The COVID-19 pandemic is in full swing beginning early 2020, when hand sanitizers are used every day, and people don't even shake hands due to fear of spreading germs. Phil is now routinely working from home via Zoom calls, and his paranoid son Max is trying to get the attention of a girl, Annie, using Instagram. One night, pebbles hit Phil's bedroom window, and it turns out to be Charlie. He claims to have found Phil's wallet and demands he be allowed to stay at the home, reminding Phil about being aware of his girlfriend. Since Phil doesn't want his wife Rosie to know about his affair, Charlie starts living there with a designated area and a room for him to live in.

Charlie smokes weed and becomes acquaintances with the neighbor Emma. Meanwhile, Max enters Charlie's room and snoops around his stuff, but gets caught by Charlie, though Max was eventually forgiven. Max asks Charlie how he could effortlessly talk to Emma, and confesses an interest in Annie. Charlie suggests Max present a new side of him that Annie hasn't seen, and construct a meme. Max creates a meme and posts it online with Charlie's approval. Soon Annie comments on the meme, to Max's delight. Max and Charlie then take a truck out on a drive to the beach, when Charlie allows Max to smoke his weed. Later back home, they have fun singing and playing the guitar.

Phil starts drinking and proclaims that he is in trouble as Trey is poaching his clients, and Charlie reveals that he works as a gym teacher at a middle school. During dinner with family, Phil confesses to Rosie that he might lose his business. The next day, all four go hiking, when Charlie mistakenly divulges to Max about his father's girlfriend. Max grows angry and drives the truck to the beach, and reveals to Phil about the affair. Rosie doesn't seem shocked at the revelation and admits that she knew about Phil's girlfriend, but discloses that she slept with Trey for revenge.

Rosie packs her bags and leaves for her brother's place as Charlie and Phil yell at each other. Unbeknownst to all three of them, Max catches a bus by himself. Phil discovers Max is missing and pays a visit to Rosie. Together they go to see Charlie, believing that Max would be with him. Phil finally finds Charlie, who reveals that his wife Sarah died recently. When Charlie hears that Max is missing, he surmises that Max might have gone to a party in Dumbo. At the party, they see Max's crush Annie who points in the direction that Max was last headed. Charlie, Phil and Rosie finally find Max standing by the East River near the Brooklyn Bridge. Charlie speaks to Max, who says he had a panic attack. All four are relieved after being reunited.

Back home, Max is willing to go to boarding school, but gets permission to come home if it feels too weird. Phil acknowledges his mistake to Rosie and agrees to go to therapy, whereupon Rosie is willing to give their marriage a chance.
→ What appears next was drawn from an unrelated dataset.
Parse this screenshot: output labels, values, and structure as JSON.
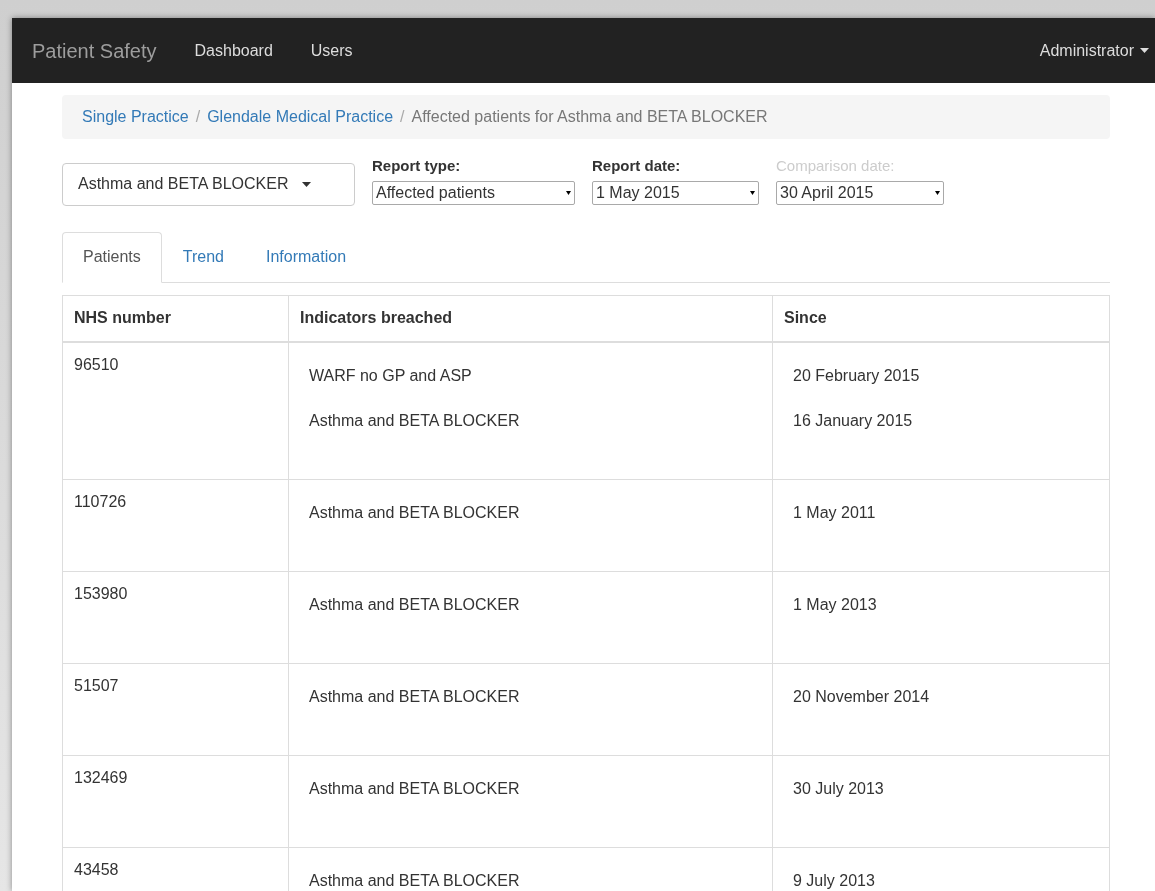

Emma and Charlie chat again, and she invites him into her home.

==Cast==
- Reid Scott as Phil
- Jordana Brewster as Rosie
- Adam Pally as Charlie
- Dylan Penn as Jess
- Xosha Roquemore as Emma
- Peter Dager as Max

==Production==
In November 2021, it was announced that Scott, Brewster, Pally and Penn were cast in the film. In December 2021, it was announced that Roquemore and Dager were cast in the film.
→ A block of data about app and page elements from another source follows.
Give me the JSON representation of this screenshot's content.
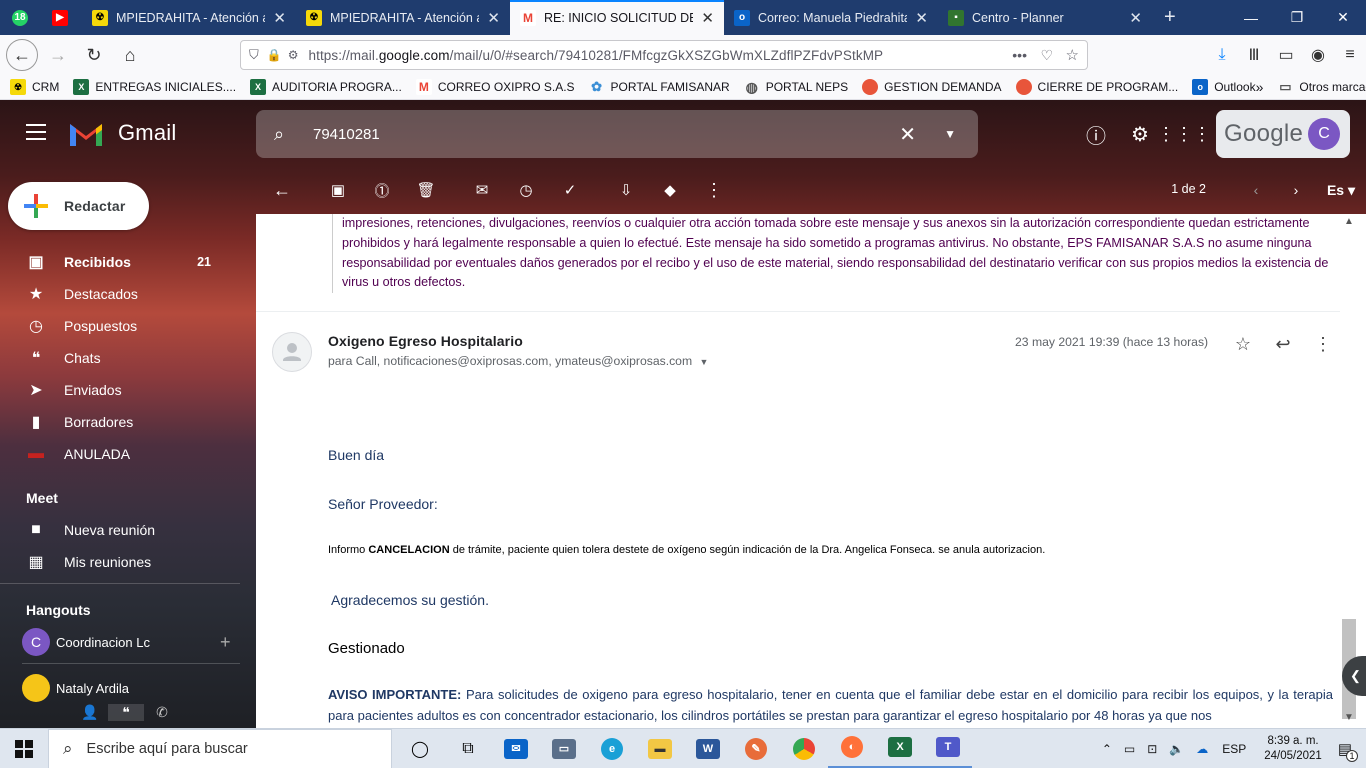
{
  "browser": {
    "tabs": [
      {
        "title": "MPIEDRAHITA - Atención al U",
        "icon": "yellow-alert-icon"
      },
      {
        "title": "MPIEDRAHITA - Atención al U",
        "icon": "yellow-alert-icon"
      },
      {
        "title": "RE: INICIO SOLICITUD DE OXÍ",
        "icon": "gmail-icon",
        "active": true
      },
      {
        "title": "Correo: Manuela Piedrahita -",
        "icon": "outlook-icon"
      },
      {
        "title": "Centro - Planner",
        "icon": "planner-icon"
      }
    ],
    "pinned_badge": "18",
    "url_prefix": "https://mail.",
    "url_domain": "google.com",
    "url_rest": "/mail/u/0/#search/79410281/FMfcgzGkXSZGbWmXLZdflPZFdvPStkMP",
    "bookmarks": [
      {
        "label": "CRM",
        "color": "#e8c21a"
      },
      {
        "label": "ENTREGAS INICIALES....",
        "color": "#1d6f42"
      },
      {
        "label": "AUDITORIA PROGRA...",
        "color": "#1d6f42"
      },
      {
        "label": "CORREO OXIPRO S.A.S",
        "color": "#ea4335"
      },
      {
        "label": "PORTAL FAMISANAR",
        "color": "#3b8fd6"
      },
      {
        "label": "PORTAL NEPS",
        "color": "#555555"
      },
      {
        "label": "GESTION DEMANDA",
        "color": "#e8553a"
      },
      {
        "label": "CIERRE DE PROGRAM...",
        "color": "#e8553a"
      },
      {
        "label": "Outlook",
        "color": "#0a64c8"
      }
    ],
    "other_bookmarks": "Otros marcadores"
  },
  "gmail": {
    "app_name": "Gmail",
    "search_value": "79410281",
    "google_label": "Google",
    "avatar_letter": "C",
    "compose": "Redactar",
    "nav": [
      {
        "label": "Recibidos",
        "count": "21",
        "icon": "inbox-icon",
        "bold": true
      },
      {
        "label": "Destacados",
        "icon": "star-icon"
      },
      {
        "label": "Pospuestos",
        "icon": "clock-icon"
      },
      {
        "label": "Chats",
        "icon": "chat-icon"
      },
      {
        "label": "Enviados",
        "icon": "send-icon"
      },
      {
        "label": "Borradores",
        "icon": "draft-icon"
      },
      {
        "label": "ANULADA",
        "icon": "label-icon"
      }
    ],
    "meet_title": "Meet",
    "meet": [
      {
        "label": "Nueva reunión",
        "icon": "video-icon"
      },
      {
        "label": "Mis reuniones",
        "icon": "calendar-icon"
      }
    ],
    "hangouts_title": "Hangouts",
    "hangouts": [
      {
        "name": "Coordinacion Lc",
        "letter": "C"
      },
      {
        "name": "Nataly Ardila"
      }
    ],
    "pager": "1 de 2",
    "lang": "Es",
    "quote_text": "impresiones, retenciones, divulgaciones, reenvíos o cualquier otra acción tomada sobre este mensaje y sus anexos sin la autorización correspondiente quedan estrictamente prohibidos y hará legalmente responsable a quien lo efectué. Este mensaje ha sido sometido a programas antivirus. No obstante, EPS FAMISANAR S.A.S no asume ninguna responsabilidad por eventuales daños generados por el recibo y el uso de este material, siendo responsabilidad del destinatario verificar con sus propios medios la existencia de virus u otros defectos.",
    "message": {
      "sender": "Oxigeno Egreso Hospitalario",
      "recipients": "para Call, notificaciones@oxiprosas.com, ymateus@oxiprosas.com",
      "date": "23 may 2021 19:39 (hace 13 horas)",
      "greeting": "Buen día",
      "salutation": "Señor Proveedor:",
      "inform_prefix": "Informo ",
      "inform_bold": "CANCELACION",
      "inform_rest": " de trámite, paciente quien tolera destete de oxígeno según indicación de la Dra. Angelica Fonseca.  se anula autorizacion.",
      "thanks": "Agradecemos su gestión.",
      "status": "Gestionado",
      "notice_bold": "AVISO IMPORTANTE:",
      "notice_text": " Para solicitudes de oxigeno para egreso hospitalario, tener en cuenta que el familiar debe estar en el domicilio para recibir los equipos, y la terapia para pacientes adultos es con concentrador estacionario, los cilindros portátiles se prestan para garantizar el egreso hospitalario por 48 horas ya que nos"
    }
  },
  "taskbar": {
    "search_placeholder": "Escribe aquí para buscar",
    "lang": "ESP",
    "time": "8:39 a. m.",
    "date": "24/05/2021",
    "notification_count": "1"
  }
}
The film was shot in New York and the Hamptons.

==Release==
The film premiered at the Hamptons International Film Festival on October 8, 2022. Then it was released in theaters and on demand on February 3, 2023.

==Reception==
The film has a 71% rating on Rotten Tomatoes based on seven reviews. Emily Bernard of Collider graded the film a B+ and wrote, "Pally wastes no time in reminding us that he’s one of the wittiest and most dynamic comedic actors working, gifting us with a performance that’s both playful and shrouded in a shadow of sadness." Will Sayre of MovieWeb gave the film a positive review and wrote, "Talented stars brings their A-game to this laugh-out-loud effort that effectively captures the pandemic's early days."